When I came back from watching "Arrival" I immediately looked Heisserer up, thinking "this guy did his job well, he must be behind some other interesting movies". Yeah. "Final Destination 5", "The Thing" remake.
Makes you wonder how many very talented people are stuck doing shitty things in any industry because things just didn't line up for them. At least they have for Heisserer, now. He's like the inverse of Lindelof, who turned out after all the hype to be a phony.
So much credit goes to Villeneuve, who elevates scripts that could easily go wrong into works of art. See Sicario if you haven't, for example—a script that would have been a pedestrian drug war film in lesser hands.

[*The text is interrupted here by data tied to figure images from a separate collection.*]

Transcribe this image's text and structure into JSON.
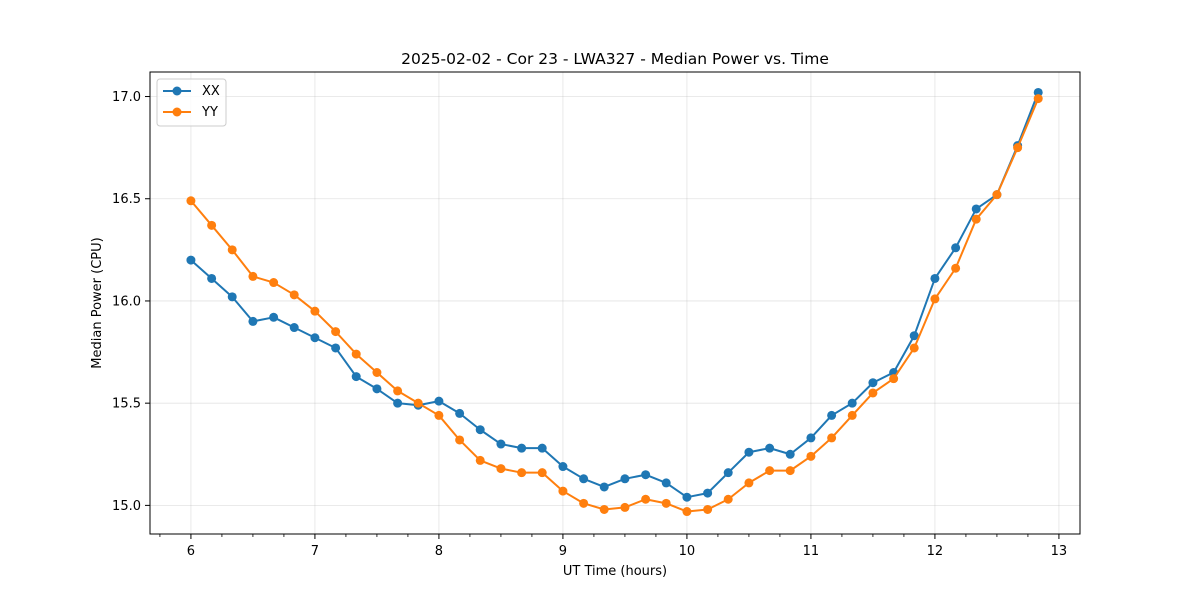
{
  "chart_data": {
    "type": "line",
    "title": "2025-02-02 - Cor 23 - LWA327 - Median Power vs. Time",
    "xlabel": "UT Time (hours)",
    "ylabel": "Median Power (CPU)",
    "xlim": [
      5.67,
      13.17
    ],
    "ylim": [
      14.86,
      17.12
    ],
    "xticks": [
      6,
      7,
      8,
      9,
      10,
      11,
      12,
      13
    ],
    "xtick_labels": [
      "6",
      "7",
      "8",
      "9",
      "10",
      "11",
      "12",
      "13"
    ],
    "yticks": [
      15.0,
      15.5,
      16.0,
      16.5,
      17.0
    ],
    "ytick_labels": [
      "15.0",
      "15.5",
      "16.0",
      "16.5",
      "17.0"
    ],
    "grid": true,
    "legend_position": "top-left",
    "x": [
      6.0,
      6.167,
      6.333,
      6.5,
      6.667,
      6.833,
      7.0,
      7.167,
      7.333,
      7.5,
      7.667,
      7.833,
      8.0,
      8.167,
      8.333,
      8.5,
      8.667,
      8.833,
      9.0,
      9.167,
      9.333,
      9.5,
      9.667,
      9.833,
      10.0,
      10.167,
      10.333,
      10.5,
      10.667,
      10.833,
      11.0,
      11.167,
      11.333,
      11.5,
      11.667,
      11.833,
      12.0,
      12.167,
      12.333,
      12.5,
      12.667,
      12.833
    ],
    "series": [
      {
        "name": "XX",
        "color": "#1f77b4",
        "values": [
          16.2,
          16.11,
          16.02,
          15.9,
          15.92,
          15.87,
          15.82,
          15.77,
          15.63,
          15.57,
          15.5,
          15.49,
          15.51,
          15.45,
          15.37,
          15.3,
          15.28,
          15.28,
          15.19,
          15.13,
          15.09,
          15.13,
          15.15,
          15.11,
          15.04,
          15.06,
          15.16,
          15.26,
          15.28,
          15.25,
          15.33,
          15.44,
          15.5,
          15.6,
          15.65,
          15.83,
          16.11,
          16.26,
          16.45,
          16.52,
          16.76,
          17.02
        ]
      },
      {
        "name": "YY",
        "color": "#ff7f0e",
        "values": [
          16.49,
          16.37,
          16.25,
          16.12,
          16.09,
          16.03,
          15.95,
          15.85,
          15.74,
          15.65,
          15.56,
          15.5,
          15.44,
          15.32,
          15.22,
          15.18,
          15.16,
          15.16,
          15.07,
          15.01,
          14.98,
          14.99,
          15.03,
          15.01,
          14.97,
          14.98,
          15.03,
          15.11,
          15.17,
          15.17,
          15.24,
          15.33,
          15.44,
          15.55,
          15.62,
          15.77,
          16.01,
          16.16,
          16.4,
          16.52,
          16.75,
          16.99
        ]
      }
    ]
  }
}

As far as I can tell, having followed this writer for a while, a lot comes down to opportunity and demonstrating talent within the spaces you are given opportunities.
I don't know what the alien script in the movie looked like, but in the book (if I remember correctly) they started out from a point and spread outwards, drawing connectedly on the entire page.
It's different, but it works. I think (pure speculation) they changed the visual process because watching it written the way it was done in the written story would have taken too long on film. In writing you can compress time easily. On film you really have to maximize usage of time.
Those interested in language in sci-fi could do worse than to read The Sparrow (Mary Doria Russell), about a Jesuit exploration mission to a foreign world discovered after a song signal captured by SETI efforts. The protagonist is a Jesuit linguist, and the story features a first encounter that I found quite moving.
Computational psycholinguistics is very interesting subject in AI. Language as a window into the brain. Recently interviewed an expert who works in the field. Made me aware of the famous "nun" study which was able to predict dementia 50 years prior based on the idea density of their entrance essays.